Fig. 4: Geometries and analysis of the longest series of ribs from the top of the bump.
figure 4

a, Mean-adjusted composite topographic profile through the longest series of sea-floor ridges (see profile Y-Z’ in Fig. 3h for location). b, Extracted geometries (Methods) from a showing the longitudinal variability in height (orange) and spacing (blue) of 164 ribs plotted together with the output from the tide model28 (black; Methods). Alternating pink bars are 14-day periods, with blue triangles marking monthly intervals in the series (30.4 days). c, Periodograms (fast Fourier transforms) of the datasets in b showing the significance of frequencies in the series (cycles per day). Coloured circles mark the dominant peaks in the frequency spectra of the tidal model (grey), ridge amplitude data (orange) and ridge spacing data (blue), respectively. The tidal periodicity of 14.33 days in the tide model is the recurrence interval for spring and neap tides due to the interaction of principal lunar and principal solar semidiurnal tides. Red dashed line marks the Mf (lunar fortnightly) constituent.

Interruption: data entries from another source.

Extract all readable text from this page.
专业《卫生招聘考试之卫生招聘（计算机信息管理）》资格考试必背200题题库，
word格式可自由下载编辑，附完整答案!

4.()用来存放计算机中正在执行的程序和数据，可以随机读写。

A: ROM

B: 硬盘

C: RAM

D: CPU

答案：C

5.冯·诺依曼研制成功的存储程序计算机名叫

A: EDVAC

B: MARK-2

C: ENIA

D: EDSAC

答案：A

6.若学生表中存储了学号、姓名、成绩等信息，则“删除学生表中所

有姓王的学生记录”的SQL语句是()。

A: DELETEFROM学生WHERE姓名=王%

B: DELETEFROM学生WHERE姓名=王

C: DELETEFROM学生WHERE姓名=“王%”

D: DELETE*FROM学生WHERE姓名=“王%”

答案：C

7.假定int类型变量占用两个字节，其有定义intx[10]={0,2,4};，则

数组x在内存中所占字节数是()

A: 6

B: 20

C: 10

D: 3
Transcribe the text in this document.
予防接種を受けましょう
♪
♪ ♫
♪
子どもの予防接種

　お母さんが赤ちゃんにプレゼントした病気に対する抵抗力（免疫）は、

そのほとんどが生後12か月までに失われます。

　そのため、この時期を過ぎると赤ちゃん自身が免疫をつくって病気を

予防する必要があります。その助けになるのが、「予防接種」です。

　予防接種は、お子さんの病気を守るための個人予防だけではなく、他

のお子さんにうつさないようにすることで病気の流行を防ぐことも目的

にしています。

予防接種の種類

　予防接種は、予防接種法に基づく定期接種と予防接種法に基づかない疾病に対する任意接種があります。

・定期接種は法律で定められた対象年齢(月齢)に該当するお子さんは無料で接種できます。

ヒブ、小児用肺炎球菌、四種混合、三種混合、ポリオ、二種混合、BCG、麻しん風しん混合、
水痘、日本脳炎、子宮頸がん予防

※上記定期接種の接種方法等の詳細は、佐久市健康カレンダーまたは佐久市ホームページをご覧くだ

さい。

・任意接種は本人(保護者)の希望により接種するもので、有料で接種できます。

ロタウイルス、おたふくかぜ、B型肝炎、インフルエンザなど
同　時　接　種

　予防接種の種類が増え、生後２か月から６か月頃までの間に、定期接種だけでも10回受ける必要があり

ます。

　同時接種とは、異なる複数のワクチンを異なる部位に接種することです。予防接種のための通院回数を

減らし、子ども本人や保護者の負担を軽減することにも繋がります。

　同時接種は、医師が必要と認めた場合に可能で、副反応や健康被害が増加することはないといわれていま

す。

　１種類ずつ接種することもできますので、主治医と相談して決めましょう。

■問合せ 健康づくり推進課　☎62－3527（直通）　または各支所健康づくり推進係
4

The amplitude, spacing and the 13–15 cycle amplitude variation match with present-day tides in this region27 (Fig. 4 and Methods) that are predominantly diurnal (that is, one high and one low tide per day). The amplitude reaches ±0.8 m, and there is a pronounced 14-day spring–neap cycle (grey, Fig. 4b). This suggests that tides modulate the ridges in both amplitude and spacing (Figs. 4b,c, and Supplementary Fig. 8), and that the ribs are imprints of a feature at the bottom of the ice (such as in the grounding zone). When plotted together with the tide model predictions for the Thwaites region28,29 (Methods), there is a strong coherence between the variability in the amplitudes of the ribs and daily tidal heights (Fig. 4b and Supplementary Fig. 8; R2 = 0.57). The 13–15 cycle periodicity is particularly clear in the peak-to-peak spacing and amplitude in the northern and central parts of the profile (arrowed, Fig. 4b; Fig. 4c). The spatial sequence of ribs therefore represents a series in time, and diurnal and spring–neap tidal constituents are the strongest influence over their geometry (Fig. 4c).

Ribs formed by tidally modulated grounding-line retreat

What process could create the distinct ribs? Forming in series, one per day, the ribs could relate either to the forward motion by grounded ice (that is, ice shelf/ice mélange keels30) or to its inland migration (Supplementary Information). Tidal flexure and fast, steady retreat of the grounding line—first lifting during high water, and then settling on the sea bed during low tide—can best explain the unusual rib features (Fig. 5; cf. ref. 21). Sediment, extruded each time the grounding line settles on its substrate, forms a chain of ridges in the narrow accommodation space of the sub-ice shelf cavity (Fig. 5). The shape, regularity and periodicity of the ribs imply vertical displacement at the grounding zone with grounding-line retreat proceeding at many metres per day.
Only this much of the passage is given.